Uber may be out of the game in China, but that doesn’t mean that Americans and other English speakers are out of luck. Didi Chuxing, China’s homegrown ridesharing service (which successfully pushed Travis Kalanick’s empire out of the country last year) has now introduced an English language app for riders in Shanghai, Beijing, and Guangzhou. And while the tourist-friendly app is starting in those three cities, Didi plans to unveil the app in other parts of China as well as it pushes toward further expansion and internationalization.
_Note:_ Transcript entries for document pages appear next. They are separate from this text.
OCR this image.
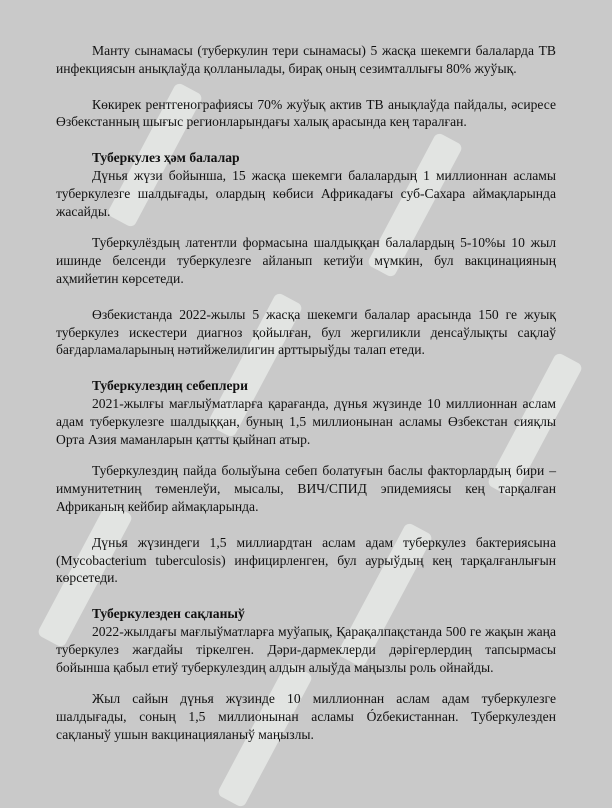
Манту сынамасы (туберкулин тери сынамасы) 5 жасқа шекемги балаларда ТВ инфекциясын анықлаўда қолланылады, бирақ оның сезимталлығы 80% жуўық.

Көкирек рентгенографиясы 70% жуўық актив ТВ анықлаўда пайдалы, әсиресе Өзбекстанның шығыс регионларындағы халық арасында кең таралған.

Туберкулез ҳәм балалар

Дүнья жүзи бойынша, 15 жасқа шекемги балалардың 1 миллионнан асламы туберкулезге шалдығады, олардың көбиси Африкадағы суб-Сахара аймақларында жасайды.

Туберкулёздың латентли формасына шалдыққан балалардың 5-10%ы 10 жыл ишинде белсенди туберкулезге айланып кетиўи мүмкин, бул вакцинацияның аҳмийетин көрсетеди.

Өзбекистанда 2022-жылы 5 жасқа шекемги балалар арасында 150 ге жуық туберкулез искестери диагноз қойылған, бул жергиликли денсаўлықты сақлаў бағдарламаларының нәтийжелилигин арттырыўды талап етеди.

Туберкулездиң себеплери

2021-жылғы мағлыўматларға қарағанда, дүнья жүзинде 10 миллионнан аслам адам туберкулезге шалдыққан, буның 1,5 миллионынан асламы Өзбекстан сияқлы Орта Азия маманларын қатты қыйнап атыр.

Туберкулездиң пайда болыўына себеп болатуғын баслы факторлардың бири – иммунитетниң төменлеўи, мысалы, ВИЧ/СПИД эпидемиясы кең тарқалған Африканың кейбир аймақларында.

Дүнья жүзиндеги 1,5 миллиардтан аслам адам туберкулез бактериясына (Mycobacterium tuberculosis) инфицирленген, бул аурыўдың кең тарқалғанлығын көрсетеди.

Туберкулезден сақланыў

2022-жылдағы мағлыўматларға муўапық, Қарақалпақстанда 500 ге жақын жаңа туберкулез жағдайы тіркелген. Дәри-дармеклерди дәрігерлердиң тапсырмасы бойынша қабыл етиў туберкулездиң алдын алыўда маңызлы роль ойнайды.

Жыл сайын дүнья жүзинде 10 миллионнан аслам адам туберкулезге шалдығады, соның 1,5 миллионынан асламы Ózбекистаннан. Туберкулезден сақланыў ушын вакцинацияланыў маңызлы.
The app has actually been in testing mode since February of this year, and boasts a suite of features that will make getting around China a breeze, even with the language barrier. The app has a message-translating service that will let riders communicate directly with drivers, even if they don’t speak the same language. The real-time translation function will doubtless help Didi compete against traditional taxi services, at least insofar as foreign business is concerned.
Moreover, Didi has also made it possible for users to register with a Hong Kong, Taiwan, Thailand, South Korea, Japan, United Kingdom, France, Australia, Canada, United States, or Brazil phone number. This marks a departure from its long-held previous stance of requiring a Chinese mobile number in order to set up an account. And finally, the company will also begin accepting “major international credit cards,” so you don’t have to get a WeChat Wallet or Alipay just to take a ride.
“The internationalization of local services is an important part of Didi’s global strategy,” the company said in a statement. Indeed, Didi hopes that it will soon be in countries beyond China, as the South China Morning Post reported that the firm had established an international division to look into exploring new markets. Part of the motivation to go abroad has to do with bureaucratic pressures in China, Shaun Rein, managing director of China Market Research Group, told the Financial Times. He noted, “[Didi has] to expand abroad because they’re being hit by the regulators at home.”
Already, Didi has moved into South America by way of a partnership with Brazilian ridesharing service 99. So look out, Uber and Lyft. Didi may be coming for you on your home turf, too.